De nouveaux partenaires

En parallèle, l'économie de la Russie, qui s'est mondialisée, s'adapte plus facilement aux chocs et aux opportunités. Désormais, il existe d’autres partenaires que l’Occident. La Russie s'est dénichée de nouveaux fournisseurs pour ses importations, dont l'Asie et le Moyen-Orient. Aujourd'hui, la Russie est la station-service de la Chine - tandis que des avions font l'aller-retour entre Moscou et Dubaï sept fois par jour.

Plus de 100 pays à travers le monde (soit quelque 40% du PIB mondial), ne souhaitent pas s'aligner sur les sanctions occidentales. C'est dire si l'impact d'un embargo s'en retrouve amoindri.

L'échec européen

Et c'est sans compter l'échec de l'Europe, fortement dépendante, à se passer rapidement des achats de pétrole russe. Une occasion manquée, juge Maria Shagina, experte en sanctions à l'Institut international d'études stratégiques, interrogée par le Washington Post. «Si nous avions ciblé le pétrole dès le début, nous aurions pu voir beaucoup plus rapidement les conséquences massives dont parlaient les politiciens», affirme-t-elle.

Une dynamique vouée à évoluer: l'Union européenne s'apprête à se calquer sur les Américains en interdisant la plupart des achats russes de pétrole brut en décembre, juste avant les produits pétroliers raffinés, en février.

Patience, patience...

La plupart des économistes s'accordent sur le fait que la Russie subit, derrière son apparente indifférence, de réels dommages. Si elle parvient à se maintenir à flots pour le moment, c'est à coup de mesures artificielles et peu pérennes.

Tout récemment, une équipe d'économistes de l'Université de Yale a remué le couteau dans la plaie: «Les gros titres défaitistes, affirmant que l'économie russe a rebondi, ne sont tout simplement pas factuels. A tous égards et à tous les niveaux, l'économie russe est sous le choc, et ce n'est pas le moment de freiner». Pour pouvoir observer des plaies béantes, il va seulement falloir attendre.

«Il s'agit vraiment d'une lente détérioration. Vous savez, ça ne se ressent pas du jour au lendemain. Ça va s'accumuler au fil des semaines»
Oleg Itskhoki, économiste à l'Université de Californie à Los Angeles, interrogé par le média NPR

Selon la boule de cristal et les prédictions de The Economist, les ravages de l'isolement de la Russie par les marchés occidentaux devraient se faire sentir... d'ici trois à cinq ans. Le média américain mise sur 2025: cette année-là, «un cinquième des avions civils pourraient être immobilisés, faute de pièces de rechange».
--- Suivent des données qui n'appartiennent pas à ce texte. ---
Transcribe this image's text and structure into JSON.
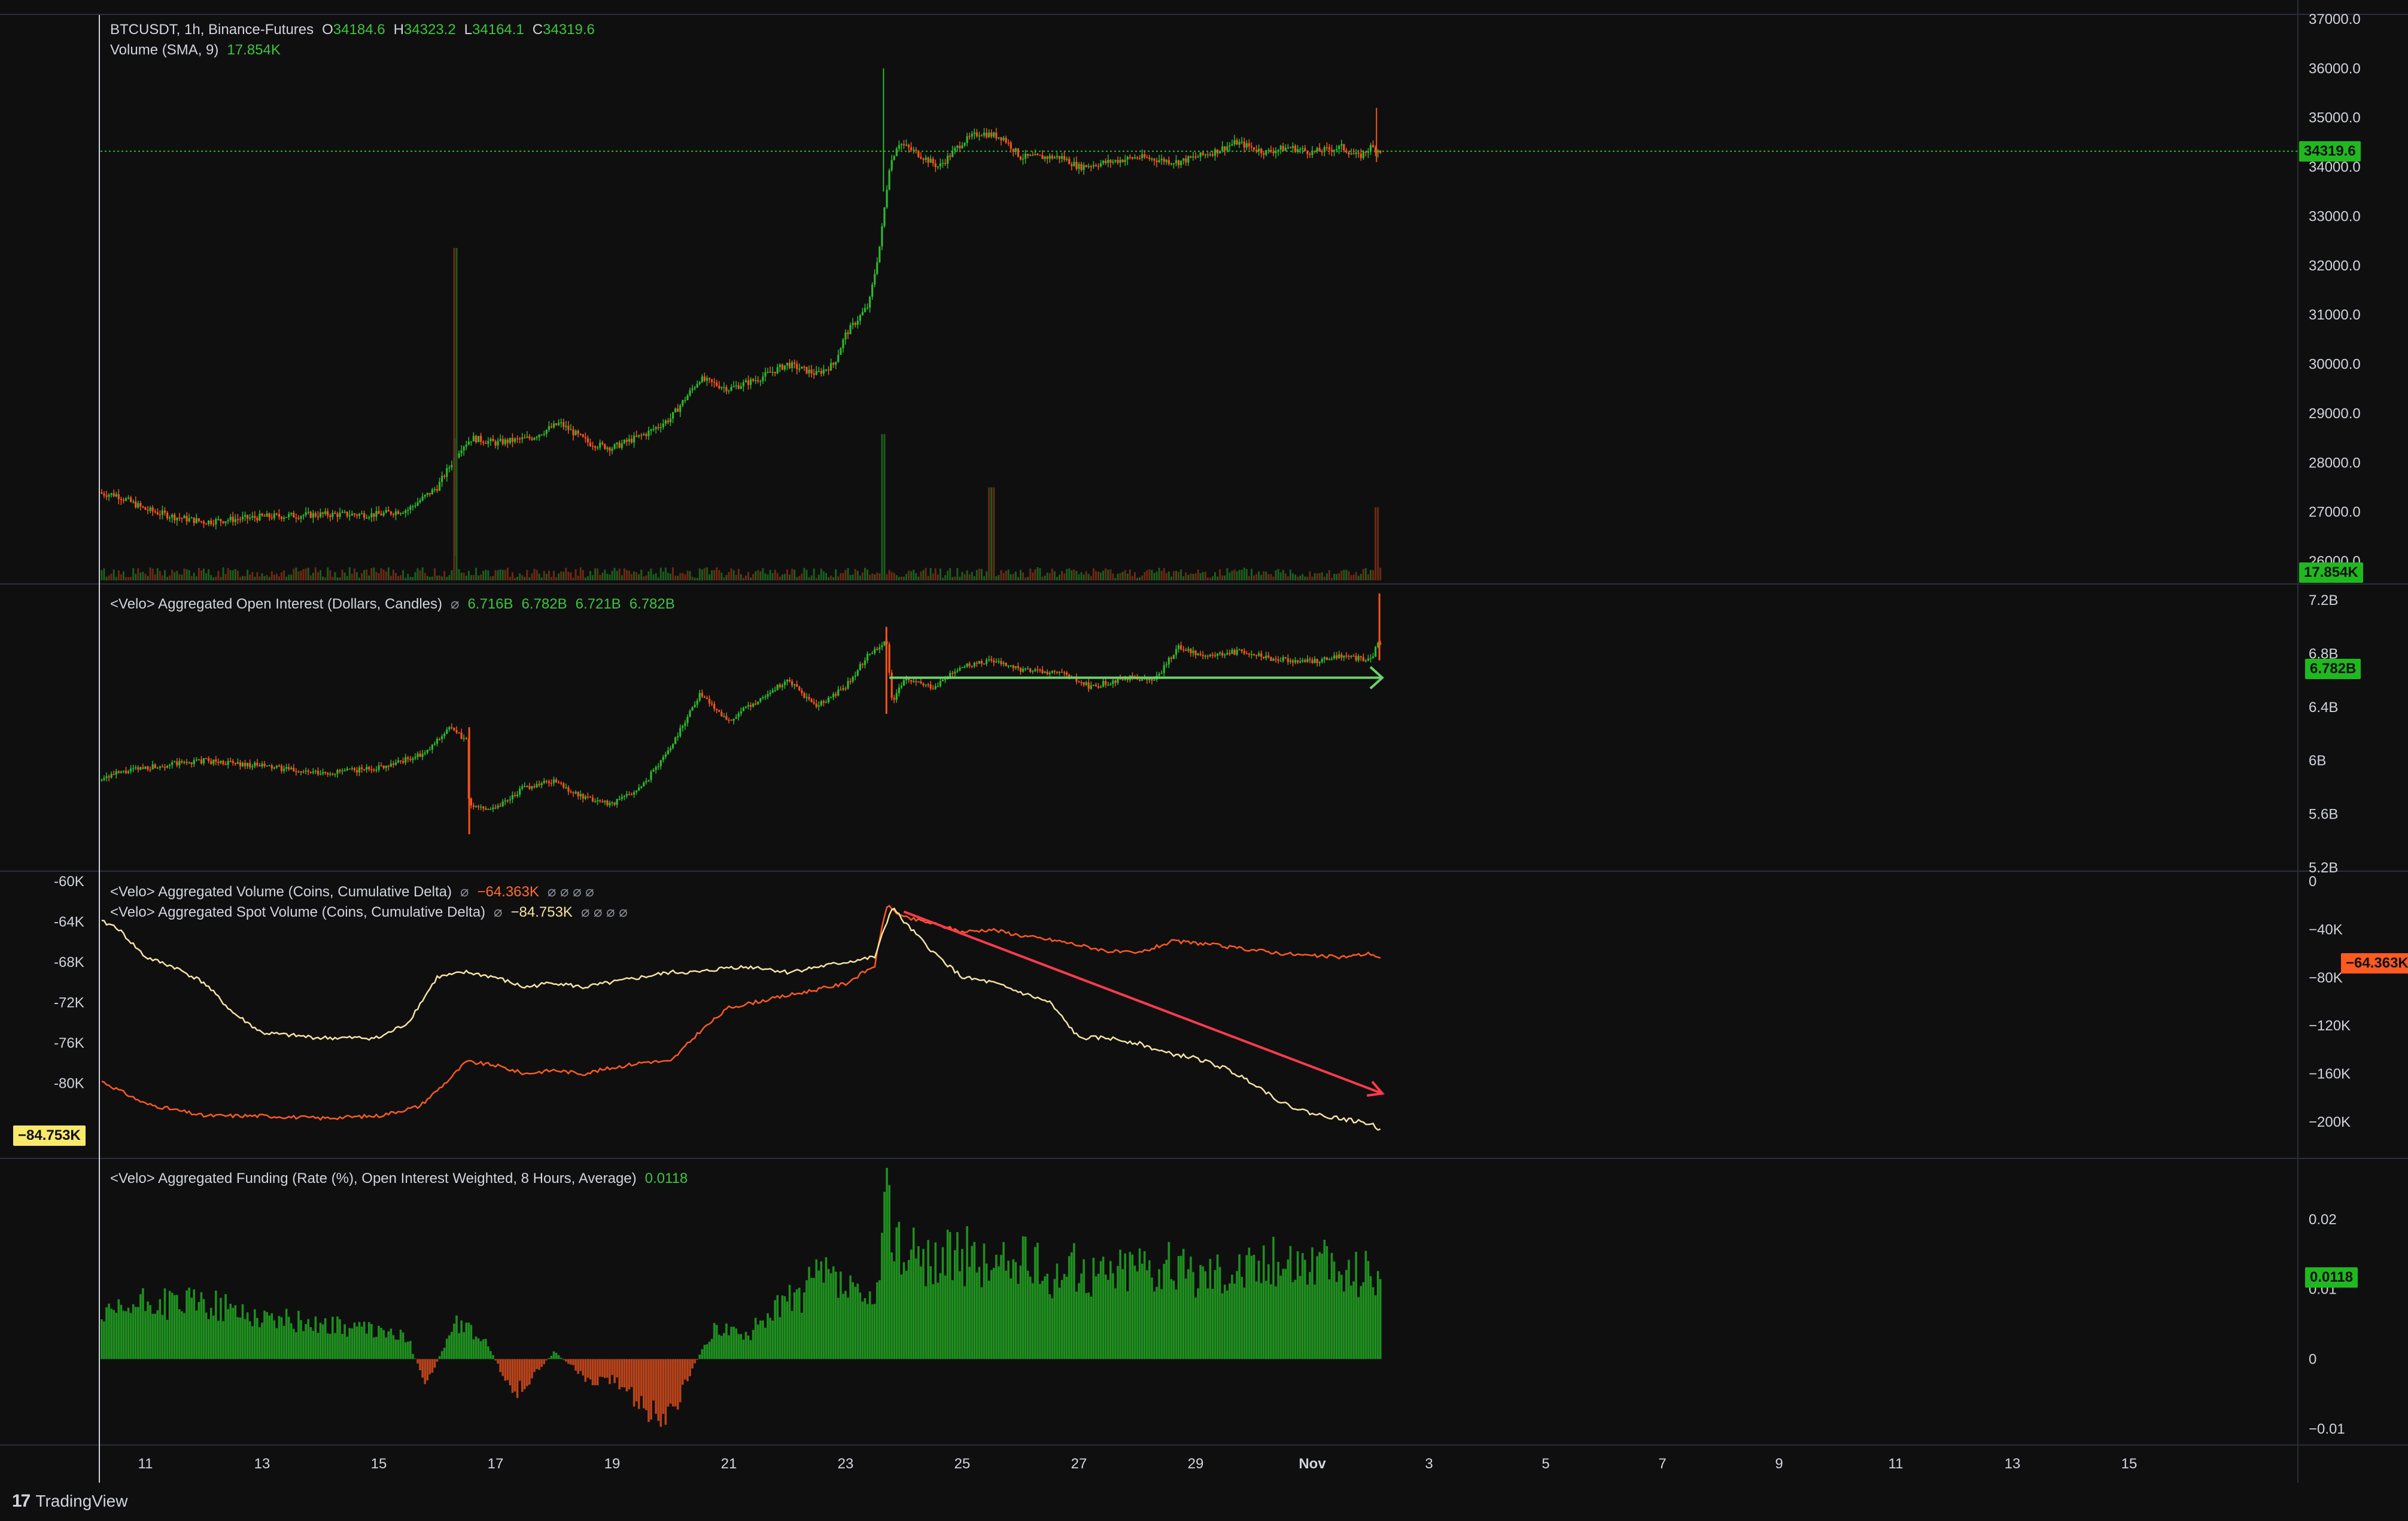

Comme le conclut Oleg Itskhoki: «Rien n'indique que la guerre prendra fin dans les prochains mois, mais les sanctions fonctionnent dans le sens voulu. Elles rendent de plus en plus difficile la poursuite de l'activité économique.»

Les sanctions sont efficaces lorsqu'elles forcent les dirigeants politiques à faire un choix entre financement de la guerre et financement de l'économie. Ne reste donc plus qu'à attendre - et espérer - que les fissures se creusent.